Au cours des cinq dernières années, 865 millions de dollars (soit en moyenne 173 millions de dollars par an) ont été alloués aux étudiants français inscrits dans les universités et cégeps du Québec sous forme de subventions. Ces fonds permettent aux étudiants de premier cycle de payer des frais de scolarité environ deux fois moins élevés que ceux imposés aux autres étudiants internationaux, et même inférieurs à ceux des Canadiens non-résidents du Québec, en raison des récentes augmentations tarifaires les visant. Pour les cycles supérieurs, l’écart est encore plus marqué : lorsqu’ils sont inscrits en maîtrise ou au doctorat, les étudiants français et belges paient les mêmes frais que les résidents québécois, un privilège qui n’est pas même accordé aux Canadiens nonrésidents du Québec.

Cet effort financier a indéniablement fait croître la présence d’étudiants français et belges — et par extension, celle de la francophonie — dans les institutions universitaires québécoises, les intégrant comme des partenaires clés du projet linguistique de la province. Cependant, il soulève des questions sur l’inclusion, l’équité ou encore le sentiment d’appartenance qu’il induit. Qui peut vraiment se sentir chez soi au Québec? Et que révèle cette générosité sélective sur la vision québécoise de la francophonie?

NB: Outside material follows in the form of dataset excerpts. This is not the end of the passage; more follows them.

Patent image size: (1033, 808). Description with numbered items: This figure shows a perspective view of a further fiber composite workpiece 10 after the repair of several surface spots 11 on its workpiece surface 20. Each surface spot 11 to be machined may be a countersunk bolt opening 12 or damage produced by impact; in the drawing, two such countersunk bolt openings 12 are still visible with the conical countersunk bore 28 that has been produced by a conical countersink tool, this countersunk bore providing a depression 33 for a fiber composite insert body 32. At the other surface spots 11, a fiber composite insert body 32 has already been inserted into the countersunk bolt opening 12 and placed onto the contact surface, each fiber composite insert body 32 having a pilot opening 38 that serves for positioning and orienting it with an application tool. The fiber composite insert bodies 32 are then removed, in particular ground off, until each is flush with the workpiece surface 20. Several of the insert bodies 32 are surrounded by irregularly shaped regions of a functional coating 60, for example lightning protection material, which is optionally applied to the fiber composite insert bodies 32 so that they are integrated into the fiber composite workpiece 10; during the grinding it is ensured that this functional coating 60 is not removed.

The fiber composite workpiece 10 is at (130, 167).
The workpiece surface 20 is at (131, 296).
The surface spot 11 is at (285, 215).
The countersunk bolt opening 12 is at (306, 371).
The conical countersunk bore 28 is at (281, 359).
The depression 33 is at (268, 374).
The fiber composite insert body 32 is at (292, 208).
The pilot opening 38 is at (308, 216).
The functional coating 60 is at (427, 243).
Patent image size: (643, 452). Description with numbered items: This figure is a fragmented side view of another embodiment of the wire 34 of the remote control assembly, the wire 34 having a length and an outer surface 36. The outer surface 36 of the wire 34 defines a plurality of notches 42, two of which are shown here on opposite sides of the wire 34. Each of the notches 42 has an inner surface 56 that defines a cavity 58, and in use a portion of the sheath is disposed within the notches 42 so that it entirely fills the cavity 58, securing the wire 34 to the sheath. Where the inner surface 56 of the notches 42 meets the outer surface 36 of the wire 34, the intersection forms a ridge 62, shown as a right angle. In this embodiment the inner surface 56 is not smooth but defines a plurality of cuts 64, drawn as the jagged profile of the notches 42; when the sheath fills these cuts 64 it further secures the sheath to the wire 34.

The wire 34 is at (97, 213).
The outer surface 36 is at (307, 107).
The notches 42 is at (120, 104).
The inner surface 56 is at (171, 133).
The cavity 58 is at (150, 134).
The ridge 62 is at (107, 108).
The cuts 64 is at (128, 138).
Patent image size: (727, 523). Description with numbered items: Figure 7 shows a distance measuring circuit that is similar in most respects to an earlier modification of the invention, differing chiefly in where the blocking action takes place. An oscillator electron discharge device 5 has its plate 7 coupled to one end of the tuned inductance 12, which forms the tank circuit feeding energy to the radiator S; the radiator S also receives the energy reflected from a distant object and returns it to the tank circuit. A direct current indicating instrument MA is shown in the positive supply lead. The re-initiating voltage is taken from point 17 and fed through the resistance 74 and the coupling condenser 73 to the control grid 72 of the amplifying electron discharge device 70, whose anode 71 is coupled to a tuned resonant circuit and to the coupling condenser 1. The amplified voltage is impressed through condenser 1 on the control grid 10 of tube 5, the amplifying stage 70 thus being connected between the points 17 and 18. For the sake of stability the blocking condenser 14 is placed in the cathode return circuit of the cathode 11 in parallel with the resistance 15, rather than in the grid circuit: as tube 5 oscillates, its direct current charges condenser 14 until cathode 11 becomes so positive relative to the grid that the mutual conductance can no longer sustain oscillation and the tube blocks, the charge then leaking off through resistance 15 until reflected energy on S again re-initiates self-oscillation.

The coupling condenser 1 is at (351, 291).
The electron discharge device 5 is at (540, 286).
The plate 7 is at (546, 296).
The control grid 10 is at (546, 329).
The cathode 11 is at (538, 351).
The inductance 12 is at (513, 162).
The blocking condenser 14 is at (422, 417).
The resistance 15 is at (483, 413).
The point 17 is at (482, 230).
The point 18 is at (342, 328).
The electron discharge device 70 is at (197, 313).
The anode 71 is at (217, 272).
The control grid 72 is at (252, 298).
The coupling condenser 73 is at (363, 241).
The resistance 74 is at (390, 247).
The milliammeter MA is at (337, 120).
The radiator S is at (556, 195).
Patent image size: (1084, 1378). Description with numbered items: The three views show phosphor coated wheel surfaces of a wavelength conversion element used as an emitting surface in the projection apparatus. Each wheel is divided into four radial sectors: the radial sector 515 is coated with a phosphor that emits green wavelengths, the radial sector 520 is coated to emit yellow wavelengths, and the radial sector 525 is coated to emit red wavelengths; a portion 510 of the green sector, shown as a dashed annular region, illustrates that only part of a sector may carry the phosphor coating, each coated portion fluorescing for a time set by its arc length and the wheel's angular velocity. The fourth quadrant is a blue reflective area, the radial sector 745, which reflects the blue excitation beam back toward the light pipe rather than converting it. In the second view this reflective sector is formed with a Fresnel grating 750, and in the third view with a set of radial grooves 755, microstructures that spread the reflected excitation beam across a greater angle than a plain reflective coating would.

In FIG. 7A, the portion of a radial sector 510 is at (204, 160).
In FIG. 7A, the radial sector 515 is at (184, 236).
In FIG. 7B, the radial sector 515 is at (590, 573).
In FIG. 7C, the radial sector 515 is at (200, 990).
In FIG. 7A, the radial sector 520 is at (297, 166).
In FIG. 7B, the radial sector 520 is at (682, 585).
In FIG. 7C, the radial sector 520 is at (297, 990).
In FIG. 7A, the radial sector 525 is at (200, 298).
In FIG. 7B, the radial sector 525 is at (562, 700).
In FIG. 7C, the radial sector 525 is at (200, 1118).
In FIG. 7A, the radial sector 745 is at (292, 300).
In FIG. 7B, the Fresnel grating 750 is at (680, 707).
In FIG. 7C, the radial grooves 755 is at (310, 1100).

Vers une francophonie à tout prix

Au Québec, les frais de scolarité dépassent la question financière : ils dessinent une frontière nette entre ceux auxquels on permet de s’intégrer et ceux qui sont forcés à rester en marge. Les résidents du Québec, qui bénéficient des tarifs les plus bas, incarnent le cœur battant de la province. Les Canadiens non résidents deviennent quant à eux déjà des « presque-étrangers » en étant sommés de payer des frais deux fois plus élevés que les résidents de la province. L’addition reste considérablement inférieure à celle imposée aux étudiants internationaux, qui se voient ainsi relégués au statut d’appartenance le plus limité.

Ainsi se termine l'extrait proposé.